The log-on message for Dialog Classic advises users to "Please enter HELP CSA plus the file number to identify alternative sources of information. Example: HELP CSA 14." When I checked, the same two files were recommended for File 61.

ONLINE magazine editor Marydee Ojala, who first noticed the Dialog announcement, wondered about this. She said, "Why wouldn't they cite Wilson's Library Literature (File 438) as an alternative to LISA?" Was this just a simple oversight or could it be that H.W. Wilson will be the next database producer to exit Dialog? Searcher editor Barbara Quint commented that perhaps Dan Wagner's prediction (from "The Shooting of Dan Wagner" on p. 1 of the September issue of Information Today and http://www.infotoday.com/it/sep02/Poynder.htm) that Dialog will become just a platform for Thomson content is coming true.

When I contacted Dialog for an explanation of the withdrawal, further information, or comments on the company's "strategic interests," a company spokesperson simply replied, "We have no comment at this time."

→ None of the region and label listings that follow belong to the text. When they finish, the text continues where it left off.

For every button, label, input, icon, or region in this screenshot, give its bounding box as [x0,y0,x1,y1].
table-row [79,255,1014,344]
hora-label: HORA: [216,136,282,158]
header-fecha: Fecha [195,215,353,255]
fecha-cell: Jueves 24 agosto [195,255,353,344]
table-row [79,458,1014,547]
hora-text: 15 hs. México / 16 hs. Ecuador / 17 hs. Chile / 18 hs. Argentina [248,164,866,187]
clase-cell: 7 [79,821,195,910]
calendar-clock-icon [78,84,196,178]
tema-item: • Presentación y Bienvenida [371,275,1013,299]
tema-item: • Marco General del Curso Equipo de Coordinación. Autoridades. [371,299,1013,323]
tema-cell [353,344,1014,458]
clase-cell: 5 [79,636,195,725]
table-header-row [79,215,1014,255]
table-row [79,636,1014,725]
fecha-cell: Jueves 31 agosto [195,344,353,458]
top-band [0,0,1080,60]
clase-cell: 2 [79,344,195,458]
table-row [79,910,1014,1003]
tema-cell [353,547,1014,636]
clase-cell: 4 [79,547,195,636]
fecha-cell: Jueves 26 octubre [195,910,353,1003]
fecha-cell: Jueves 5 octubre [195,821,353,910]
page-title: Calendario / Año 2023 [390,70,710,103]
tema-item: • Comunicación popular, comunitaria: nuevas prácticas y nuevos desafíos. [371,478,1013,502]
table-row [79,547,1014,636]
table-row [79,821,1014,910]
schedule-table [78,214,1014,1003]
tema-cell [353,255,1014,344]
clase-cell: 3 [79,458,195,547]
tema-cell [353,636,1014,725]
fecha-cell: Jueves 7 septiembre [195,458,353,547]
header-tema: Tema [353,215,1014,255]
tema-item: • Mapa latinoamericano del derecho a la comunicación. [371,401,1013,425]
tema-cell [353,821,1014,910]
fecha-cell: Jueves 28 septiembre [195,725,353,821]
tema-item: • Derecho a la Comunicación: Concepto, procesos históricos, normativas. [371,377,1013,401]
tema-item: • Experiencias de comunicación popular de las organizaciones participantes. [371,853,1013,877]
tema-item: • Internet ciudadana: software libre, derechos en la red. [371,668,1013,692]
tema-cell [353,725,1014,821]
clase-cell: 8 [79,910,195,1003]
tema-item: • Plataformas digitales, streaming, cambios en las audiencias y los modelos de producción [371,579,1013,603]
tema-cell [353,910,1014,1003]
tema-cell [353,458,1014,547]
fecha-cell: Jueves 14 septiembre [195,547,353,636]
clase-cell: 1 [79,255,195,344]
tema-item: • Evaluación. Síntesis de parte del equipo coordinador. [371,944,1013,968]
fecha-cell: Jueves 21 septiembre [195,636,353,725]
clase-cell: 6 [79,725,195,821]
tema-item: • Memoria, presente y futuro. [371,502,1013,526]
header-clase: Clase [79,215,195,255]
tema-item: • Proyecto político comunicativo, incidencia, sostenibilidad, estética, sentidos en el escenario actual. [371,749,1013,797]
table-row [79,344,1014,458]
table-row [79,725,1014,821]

CSA president Matt Dunie also said that he did not want to comment on the news while the files are still available on Dialog. He did say that CSA's rollout of IDS 6.0 was unrelated to the Dialog announcement. He also said that active subscribers to Dialog's CD-ROM versions of CSA databases (Dialog OnDisc) would continue to receive updates until the end of their current subscriptions.

A number of other online vendors carry CSA's databases, including OCLC's FirstSearch, Ovid, and STN, but Dunie said that CSA's files would be removed from EBSCOhost. Dunie referred to a letter published by CSA (as a paid advertisement) on p. 24 of the September issue of Information Today, titled "An open memo to information industry professionals," with the subject "Supporting Customer's Rights to Electronic Linking." In it, he and James McGinty, president of Cambridge Information Group, stated that "CSA is terminating relationships with aggregators and content providers who refuse to allow mutual customers to link to data which they own or license." Dunie said this is why CSA's files were being taken off the EBSCO system, but it is not the reason for their removal from Dialog. He promised to discuss these issues further in an interview that will be published in the November issue of Information Today.

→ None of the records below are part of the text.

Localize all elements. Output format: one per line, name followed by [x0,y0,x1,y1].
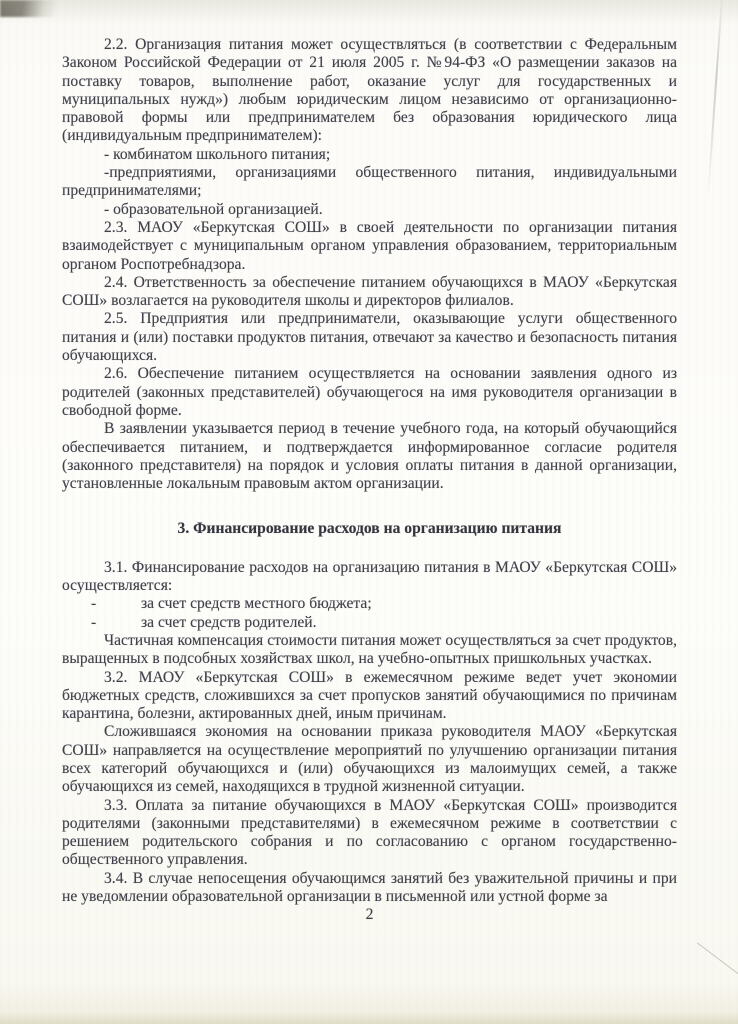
paragraph-2-6: 2.6. Обеспечение питанием осуществляется на основании заявления одного из родителей (законных представителей) обучающегося на имя руководителя организации в свободной форме. [62,365,677,419]
scan-crease-right-edge [707,0,723,202]
scan-crease-bottom-right [697,942,738,974]
dash-marker: - [91,613,97,631]
paragraph-2-3: 2.3. МАОУ «Беркутская СОШ» в своей деятельности по организации питания взаимодействует с муниципальным органом управления образованием, территориальным органом Роспотребнадзора. [62,218,677,273]
funding-source-text: за счет средств местного бюджета; [141,595,372,613]
paragraph-2-5: 2.5. Предприятия или предприниматели, оказывающие услуги общественного питания и (или) поставки продуктов питания, отвечают за качество и безопасность питания обучающихся. [62,310,677,365]
funding-source-parents [62,614,677,632]
paragraph-savings-use: Сложившаяся экономия на основании приказа руководителя МАОУ «Беркутская СОШ» направляется на осуществление мероприятий по улучшению организации питания всех категорий обучающихся и (или) обучающихся из малоимущих семей, а также обучающихся из семей, находящихся в трудной жизненной ситуации. [62,723,677,796]
page-number: 2 [365,906,374,924]
paragraph-2-4: 2.4. Ответственность за обеспечение питанием обучающихся в МАОУ «Беркутская СОШ» возлагается на руководителя школы и директоров филиалов. [62,273,677,310]
paragraph-2-2: 2.2. Организация питания может осуществляться (в соответствии с Федеральным Законом Российской Федерации от 21 июля 2005 г. №94-ФЗ «О размещении заказов на поставку товаров, выполнение работ, оказание услуг для государственных и муниципальных нужд») любым юридическим лицом независимо от организационно-правовой формы или предпринимателем без образования юридического лица (индивидуальным предпринимателем): [62,36,677,145]
list-item-educational-organization: - образовательной организацией. [104,200,323,218]
paragraph-3-3: 3.3. Оплата за питание обучающихся в МАОУ «Беркутская СОШ» производится родителями (законными представителями) в ежемесячном режиме в соответствии с решением родительского собрания и по согласованию с органом государственно-общественного управления. [62,796,677,869]
list-item-catering-enterprises: -предприятиями, организациями общественного питания, индивидуальными предпринимателями; [62,164,677,200]
document-body [62,36,677,925]
paragraph-application-details: В заявлении указывается период в течение учебного года, на который обучающийся обеспечивается питанием, и подтверждается информированное согласие родителя (законного представителя) на порядок и условия оплаты питания в данной организации, установленные локальным правовым актом организации. [62,420,677,493]
funding-source-text: за счет средств родителей. [141,613,317,631]
scan-shadow-bottom-edge [0,1012,738,1024]
scan-shadow-top-edge [0,0,738,24]
paragraph-3-2: 3.2. МАОУ «Беркутская СОШ» в ежемесячном режиме ведет учет экономии бюджетных средств, сложившихся за счет пропусков занятий обучающимися по причинам карантина, болезни, актированных дней, иным причинам. [62,668,677,723]
dash-marker: - [91,595,97,613]
list-item-school-catering-plant: - комбинатом школьного питания; [104,145,331,163]
paragraph-3-4: 3.4. В случае непосещения обучающимся занятий без уважительной причины и при не уведомлении образовательной организации в письменной или устной форме за [62,869,677,906]
paragraph-3-1: 3.1. Финансирование расходов на организацию питания в МАОУ «Беркутская СОШ» осуществляется: [62,558,677,595]
paragraph-partial-compensation: Частичная компенсация стоимости питания может осуществляться за счет продуктов, выращенных в подсобных хозяйствах школ, на учебно-опытных пришкольных участках. [62,631,677,668]
funding-source-local-budget [62,595,677,613]
section-3-heading: 3. Финансирование расходов на организацию питания [177,520,562,538]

Péter Jacsó, in his May 2001 Internet Insights column (Information Today, p. 34), praised CSA for its suite of database offerings, its growth strategy, and its appealing software. At that time, he noted that the company could be an ideal mega-database host. When asked about this Dialog news, Jacsó said the withdrawal of the CSA files would likely be greeted with sighs of regret by Dialog searchers.

However, while IDS still has room for improvements, Jacsó said: "CSA offers a very well-implemented thesaurus, lateral searching by descriptors or authors from within the records displayed, hotlinking to the full HTML version (if available) of the abstracted articles on the Web, and an excellent collection of hotlinked Web sites selected by CSA editors which relate to the topic you just searched. CSA sees the future, lives the future, and with its smart incorporation and integration of well-chosen and well-indexed Web sites with the database results, it even makes the future…. Smart users will not weep, just switch over to CSA, and discover its many other databases which also offer the above features that Dialog does not."

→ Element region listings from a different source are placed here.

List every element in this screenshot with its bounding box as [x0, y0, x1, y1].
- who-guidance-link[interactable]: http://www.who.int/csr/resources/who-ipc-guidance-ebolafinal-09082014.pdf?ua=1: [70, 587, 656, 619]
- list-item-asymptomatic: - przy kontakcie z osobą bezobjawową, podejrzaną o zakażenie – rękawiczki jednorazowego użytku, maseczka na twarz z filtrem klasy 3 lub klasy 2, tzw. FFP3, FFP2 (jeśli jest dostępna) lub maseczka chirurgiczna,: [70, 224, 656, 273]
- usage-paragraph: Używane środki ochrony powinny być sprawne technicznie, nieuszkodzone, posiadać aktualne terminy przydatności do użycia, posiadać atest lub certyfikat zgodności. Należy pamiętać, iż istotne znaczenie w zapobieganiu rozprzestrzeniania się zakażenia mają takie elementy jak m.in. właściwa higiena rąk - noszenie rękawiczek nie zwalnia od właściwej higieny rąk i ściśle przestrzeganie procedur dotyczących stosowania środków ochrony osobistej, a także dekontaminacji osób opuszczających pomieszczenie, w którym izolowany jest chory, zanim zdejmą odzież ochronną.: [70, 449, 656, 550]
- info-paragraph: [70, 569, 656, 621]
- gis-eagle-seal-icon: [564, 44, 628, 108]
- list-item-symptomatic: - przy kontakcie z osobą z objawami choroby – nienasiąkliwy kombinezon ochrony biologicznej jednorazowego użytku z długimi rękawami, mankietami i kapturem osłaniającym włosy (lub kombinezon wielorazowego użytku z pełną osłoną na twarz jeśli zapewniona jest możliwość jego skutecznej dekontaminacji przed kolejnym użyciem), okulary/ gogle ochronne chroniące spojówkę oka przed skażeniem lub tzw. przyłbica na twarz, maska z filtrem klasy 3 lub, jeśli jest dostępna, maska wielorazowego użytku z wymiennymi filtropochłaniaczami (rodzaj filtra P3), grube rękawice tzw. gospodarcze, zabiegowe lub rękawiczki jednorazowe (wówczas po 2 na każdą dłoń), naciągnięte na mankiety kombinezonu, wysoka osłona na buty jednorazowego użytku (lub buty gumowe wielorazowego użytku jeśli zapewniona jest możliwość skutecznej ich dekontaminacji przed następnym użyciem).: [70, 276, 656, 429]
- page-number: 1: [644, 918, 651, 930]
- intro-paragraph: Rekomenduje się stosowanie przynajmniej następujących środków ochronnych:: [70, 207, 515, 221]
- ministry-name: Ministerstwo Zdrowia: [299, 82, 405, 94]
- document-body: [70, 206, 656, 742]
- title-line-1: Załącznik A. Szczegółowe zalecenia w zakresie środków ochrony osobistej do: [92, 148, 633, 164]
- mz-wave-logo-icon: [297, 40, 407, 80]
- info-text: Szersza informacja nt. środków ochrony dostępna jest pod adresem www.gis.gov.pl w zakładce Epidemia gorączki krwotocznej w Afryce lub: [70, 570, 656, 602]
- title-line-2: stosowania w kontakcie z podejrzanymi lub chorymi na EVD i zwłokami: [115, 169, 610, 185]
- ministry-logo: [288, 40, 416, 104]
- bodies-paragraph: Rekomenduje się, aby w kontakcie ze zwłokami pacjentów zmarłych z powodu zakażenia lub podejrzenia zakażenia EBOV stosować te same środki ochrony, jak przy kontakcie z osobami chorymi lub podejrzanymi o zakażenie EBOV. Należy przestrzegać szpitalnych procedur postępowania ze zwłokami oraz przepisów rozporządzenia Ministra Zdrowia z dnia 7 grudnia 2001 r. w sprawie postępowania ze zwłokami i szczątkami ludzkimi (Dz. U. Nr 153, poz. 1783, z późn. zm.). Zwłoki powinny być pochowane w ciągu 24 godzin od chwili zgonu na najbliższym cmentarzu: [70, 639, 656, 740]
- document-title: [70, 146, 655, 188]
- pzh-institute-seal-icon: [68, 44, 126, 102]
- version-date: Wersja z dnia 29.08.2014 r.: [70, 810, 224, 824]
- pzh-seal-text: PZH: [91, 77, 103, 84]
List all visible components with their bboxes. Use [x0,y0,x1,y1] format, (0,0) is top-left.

Of course, the number and scope of CSA's files do not begin to approach the depth and breadth of what is available from Dialog. However, if the withdrawal of the CSA files is the beginning of a trend that would diminish the content on traditional supermarket services, then we should all pay attention. And services like Dialog should pay attention to the features and functions offered by its smaller competitors.


Paula J. Hane is a freelance writer and editor covering the library and information industries. She was formerly Information Today, Inc.’s news bureau chief and editor of NewsBreaks.